O halde şimdiki an neden bu kadar korkutucu? Bakış açısı meselesi dedik. Dağlarda bir vadi boyunca yürürken iki yokuş arasında gidip geliyorsunuz ve düşmekten korkmuyorsunuz. Bununla birlikte, bir sırt boyunca yürürseniz, her zaman iki yokuş arasında hareket edersiniz, ancak hem bir tarafa hem de diğer tarafa düşme riskiniz vardır. Şişme olmayan Goldilocks, vadiyi oluşturan nehir boyunca yürümek kadar canlandırıcı bir şekilde güvenlidir. Öte yandan, hızla büyüyen ve belki de yavaşlatılması gereken dünyanın yarısı ve umutsuzca deflasyonun bataklığına batıyor gibi görünen diğer yarısı baş dönmesi hissi veriyor.

Resmi daha da karmaşık hale getiren başka faktörler de var.

Birincisi, makro verilerin okunması kolay değildir. Fed'in oran kararlarındaki en önemli unsur olan ABD ücret enflasyonu, bazı istatistiklerde (Çalışma Bakanlığı'ndan alınanlar) olağanüstü derecede ılımlı ve bunun yerine ADP tarafından toplananlar gibi diğerlerinde canlı ve büyüyor. İlki, resmi olma ağırlığına sahiptir, ancak eskidir ve tasarım açısından modası geçmiştir. İkincisi, Adp'ninkiler, nitelik olarak daha iyi, ancak daha az takipçiye sahipler. Fed, oranları sıfırda tutmak için siyasi seçimi destekleyen birincisine güveniyor, ancak ikincisinde de bazı gerçekler olabileceğini biliyor.

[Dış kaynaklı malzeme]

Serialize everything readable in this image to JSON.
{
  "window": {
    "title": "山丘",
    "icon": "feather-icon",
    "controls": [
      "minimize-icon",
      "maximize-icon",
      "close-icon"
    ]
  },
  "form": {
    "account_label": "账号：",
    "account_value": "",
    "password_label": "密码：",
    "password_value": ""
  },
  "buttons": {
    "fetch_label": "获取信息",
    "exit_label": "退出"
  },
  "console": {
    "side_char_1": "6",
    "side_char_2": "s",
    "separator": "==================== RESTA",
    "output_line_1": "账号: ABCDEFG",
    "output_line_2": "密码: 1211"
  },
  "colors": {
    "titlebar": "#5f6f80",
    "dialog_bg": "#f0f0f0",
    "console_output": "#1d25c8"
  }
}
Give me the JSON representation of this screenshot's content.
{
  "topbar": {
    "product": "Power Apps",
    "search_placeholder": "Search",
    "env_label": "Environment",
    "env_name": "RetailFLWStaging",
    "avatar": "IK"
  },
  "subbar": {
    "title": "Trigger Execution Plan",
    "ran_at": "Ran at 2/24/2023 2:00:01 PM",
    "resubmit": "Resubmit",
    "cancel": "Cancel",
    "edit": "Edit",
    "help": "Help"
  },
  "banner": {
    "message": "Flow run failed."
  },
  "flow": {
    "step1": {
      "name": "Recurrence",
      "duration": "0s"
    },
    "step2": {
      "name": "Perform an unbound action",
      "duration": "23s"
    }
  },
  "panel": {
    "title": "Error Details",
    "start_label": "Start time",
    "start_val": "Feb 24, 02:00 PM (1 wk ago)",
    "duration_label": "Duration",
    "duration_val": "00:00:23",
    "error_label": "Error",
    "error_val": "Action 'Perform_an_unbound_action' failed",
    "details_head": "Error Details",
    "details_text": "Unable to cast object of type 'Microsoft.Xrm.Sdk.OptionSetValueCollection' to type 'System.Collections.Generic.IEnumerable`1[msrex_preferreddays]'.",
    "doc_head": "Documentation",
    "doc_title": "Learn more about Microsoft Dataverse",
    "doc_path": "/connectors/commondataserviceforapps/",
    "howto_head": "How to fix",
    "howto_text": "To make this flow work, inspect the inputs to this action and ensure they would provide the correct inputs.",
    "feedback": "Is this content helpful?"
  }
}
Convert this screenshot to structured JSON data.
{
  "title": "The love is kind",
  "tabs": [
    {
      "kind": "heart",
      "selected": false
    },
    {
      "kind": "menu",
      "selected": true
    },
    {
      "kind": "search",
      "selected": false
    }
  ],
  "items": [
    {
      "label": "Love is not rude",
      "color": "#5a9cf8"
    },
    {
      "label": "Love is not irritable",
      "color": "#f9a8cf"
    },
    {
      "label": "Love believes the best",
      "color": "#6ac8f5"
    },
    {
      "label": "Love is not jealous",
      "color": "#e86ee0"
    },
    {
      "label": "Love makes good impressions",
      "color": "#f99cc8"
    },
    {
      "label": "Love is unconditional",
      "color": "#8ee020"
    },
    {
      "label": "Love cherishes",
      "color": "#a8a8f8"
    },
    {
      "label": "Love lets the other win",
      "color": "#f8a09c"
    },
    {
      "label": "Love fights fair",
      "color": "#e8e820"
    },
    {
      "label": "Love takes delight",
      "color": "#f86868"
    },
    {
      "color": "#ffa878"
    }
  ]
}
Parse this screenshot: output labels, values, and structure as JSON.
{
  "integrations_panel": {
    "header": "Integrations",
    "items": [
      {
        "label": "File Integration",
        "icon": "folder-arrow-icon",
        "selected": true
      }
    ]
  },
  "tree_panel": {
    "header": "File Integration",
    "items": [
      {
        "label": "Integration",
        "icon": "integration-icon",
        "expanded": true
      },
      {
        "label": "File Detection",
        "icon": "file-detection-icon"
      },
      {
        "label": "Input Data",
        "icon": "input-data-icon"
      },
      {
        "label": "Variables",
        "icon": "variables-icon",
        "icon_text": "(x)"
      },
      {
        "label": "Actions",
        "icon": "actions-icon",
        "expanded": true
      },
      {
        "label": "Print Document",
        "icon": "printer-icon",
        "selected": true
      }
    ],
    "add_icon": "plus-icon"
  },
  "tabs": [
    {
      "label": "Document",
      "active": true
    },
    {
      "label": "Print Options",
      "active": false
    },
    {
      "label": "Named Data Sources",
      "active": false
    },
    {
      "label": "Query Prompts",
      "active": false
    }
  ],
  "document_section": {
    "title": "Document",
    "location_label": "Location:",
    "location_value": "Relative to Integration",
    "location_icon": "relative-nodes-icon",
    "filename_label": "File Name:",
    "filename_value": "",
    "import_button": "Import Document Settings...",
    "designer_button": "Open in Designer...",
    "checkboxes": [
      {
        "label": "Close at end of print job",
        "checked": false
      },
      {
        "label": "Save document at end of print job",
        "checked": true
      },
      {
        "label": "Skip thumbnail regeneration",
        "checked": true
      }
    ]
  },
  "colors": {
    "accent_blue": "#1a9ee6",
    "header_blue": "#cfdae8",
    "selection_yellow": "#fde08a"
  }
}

Okunması zor olan bir diğer veri de Alman sanayi üretimindeki ağır düşüş. İtalya ve Fransa'dan pek bir şey beklenemeyeceği her zaman biliniyordu, Avrupa'nın toparlanma hikayesinin çok fazla irade iyimserliği ve çok az etkili gerçeklik olduğu uzun zamandır anlaşıldı. Ancak şimdiye kadar hiç kimse Almanya'nın istikrarını ve yaptırımların Rusya pazarındaki daralmayla başa çıkma yeteneğini sorgulamadı.

Piyasalar, Almanya düşerse, Avrupa düşer ve Avrupa düşerse, pek iyi durumda olmayan Çin, Japonya, Brezilya ve Rusya ile birlikte Amerika da zayıflama riskiyle karşı karşıya dedi. Elveda hisse fiyatı artışı.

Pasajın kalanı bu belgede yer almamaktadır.